Espanha recebe centenas de portuguesas grávidas com mais de 10 semanas para abortar

Em 2023, 530 mulheres grávidas atravessaram a fronteira entre Portugal e Espanha para abortar, beneficiando do facto de a lei espanhola ter prazos mais alargados para a Interrupção Voluntária da Gravidez (IVG).

‘Maria Andrade’ (nome fictício) foi um desses casos: soube que estava grávida quando já passavam mais de quatro semanas. Aos 37 anos, esta mãe de um filho de 9 anos decidiu, às 18 semanas, fazer o aborto. “Portugal está fora de questão”, disse-lhe a médica de família. A opção por Espanha surgiu após um pedido de ajuda à Associação de Planeamento Familiar de Lisboa. O contacto com a clínica Guadiana Los Arcos, em Badajoz, abriu uma solução. “Eles começaram automaticamente a falar português com uma simpatia e disponibilidade que acaba por ser importante em momentos como este”, indicou.

Lá foi informada que poderia fazer a IVG até às 20 semanas, apesar de em Espanha o procedimento sem justificação médica só ser possível até às 14. Seria uma IVG cirúrgica, pelo que precisaria de se deslocar duas vezes. Não precisava de levar ecografias. Na primeira ida, datou a gravidez e teve uma consulta com um psiquiatra. A cirurgia ficou marcada para dois dias depois, às 8 horas. Levou amigas que conduzissem por ela. Só se lembra de ter acordado e ter sentido um alívio a invadi-la. “250 quilómetros fazem-me mais dona do meu corpo.” Depois, “foi pagar e vir embora” – 1.900 euros.

‘Maria Andrade’ faz parte das 439 mulheres que no ano passado foram de Portugal à clínica Guadiana para uma IVG e que correspondem a 27% do total de intervenções ali realizadas.

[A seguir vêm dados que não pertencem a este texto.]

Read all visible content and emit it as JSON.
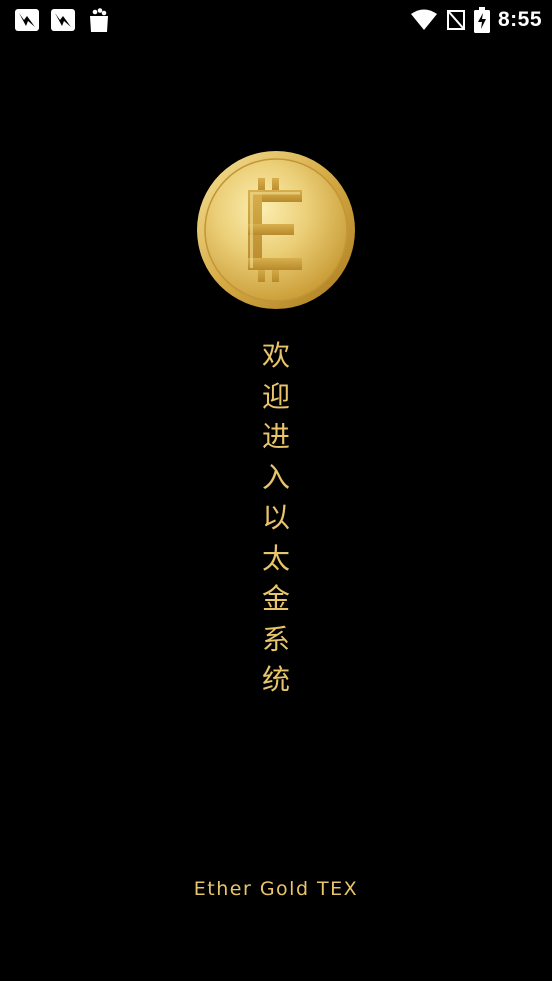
{
  "status_bar": {
    "time": "8:55",
    "notification_icons": [
      "app-notification-icon",
      "app-notification-icon",
      "shopping-bag-icon"
    ],
    "system_icons": [
      "wifi-icon",
      "no-signal-icon",
      "battery-charging-icon"
    ]
  },
  "splash": {
    "logo_icon": "ether-gold-coin-icon",
    "logo_letter": "E",
    "welcome_chars": [
      "欢",
      "迎",
      "进",
      "入",
      "以",
      "太",
      "金",
      "系",
      "统"
    ],
    "brand": "Ether Gold TEX"
  },
  "colors": {
    "background": "#000000",
    "accent_gold": "#e8c46a",
    "coin_gold": "#d9b24a"
  }
}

A maioria das portuguesas (64%) tinha um tempo gestacional entre as 10 e as 14 semanas. Mas nesta clínica de Badajoz, a apenas seis quilómetros da fronteira, também há quem faça IVG com mais tempo de gestação, já que a lei espanhola permite a interrupção até às 22 semanas por causas médicas, quando está em causa a saúde física ou psíquica da grávida. Os preços começam nos 1.200 euros e vão subindo. Por cada semana a mais de gestação, mais uma centena de euros. E nos últimos cinco anos o número de portuguesas por ano nunca foi menos de 300.

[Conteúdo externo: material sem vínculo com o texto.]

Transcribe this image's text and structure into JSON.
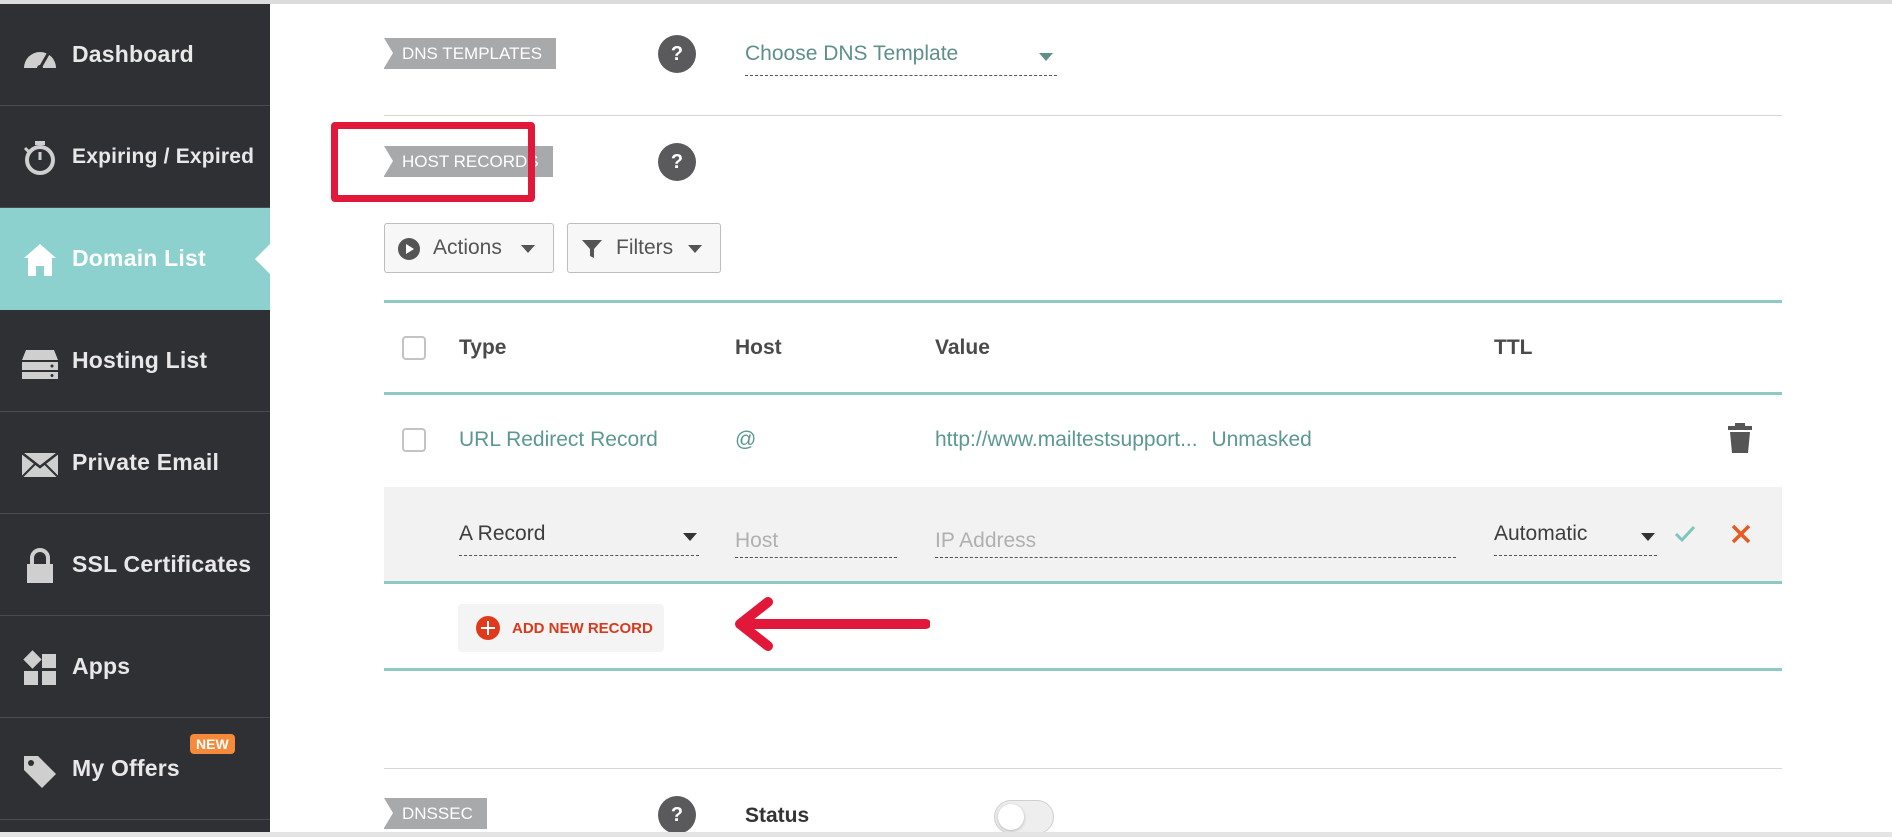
{
  "sidebar": {
    "items": [
      {
        "label": "Dashboard",
        "icon": "speedometer-icon"
      },
      {
        "label": "Expiring / Expired",
        "icon": "stopwatch-icon"
      },
      {
        "label": "Domain List",
        "icon": "home-icon",
        "active": true
      },
      {
        "label": "Hosting List",
        "icon": "server-icon"
      },
      {
        "label": "Private Email",
        "icon": "envelope-icon"
      },
      {
        "label": "SSL Certificates",
        "icon": "lock-icon"
      },
      {
        "label": "Apps",
        "icon": "apps-icon"
      },
      {
        "label": "My Offers",
        "icon": "tag-icon",
        "badge": "NEW"
      }
    ]
  },
  "dns_templates": {
    "label": "DNS TEMPLATES",
    "help": "?",
    "select_label": "Choose DNS Template"
  },
  "host_records": {
    "label": "HOST RECORDS",
    "help": "?",
    "actions_label": "Actions",
    "filters_label": "Filters",
    "columns": {
      "type": "Type",
      "host": "Host",
      "value": "Value",
      "ttl": "TTL"
    },
    "rows": [
      {
        "type": "URL Redirect Record",
        "host": "@",
        "value": "http://www.mailtestsupport...",
        "extra": "Unmasked"
      }
    ],
    "new_record": {
      "type": "A Record",
      "host_placeholder": "Host",
      "value_placeholder": "IP Address",
      "ttl": "Automatic"
    },
    "add_label": "ADD NEW RECORD"
  },
  "dnssec": {
    "label": "DNSSEC",
    "help": "?",
    "status_label": "Status"
  },
  "colors": {
    "sidebar_bg": "#2f3033",
    "active_bg": "#8dd1cf",
    "teal_accent": "#8fc9c3",
    "link_teal": "#5c9893",
    "add_red": "#e0391c",
    "annotation_red": "#e2183b",
    "badge_orange": "#f48a3a"
  }
}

De acordo com dados do Ministério da Saúde espanhol, 1.171 mulheres de outros países da União Europeia e não residentes em Espanha realizaram IVG no país – não se sabe o universo de portuguesas. No entanto, dos países que fazem fronteira com Espanha, Portugal permite IVG até às 10 semanas, e em França estende-se até às 16.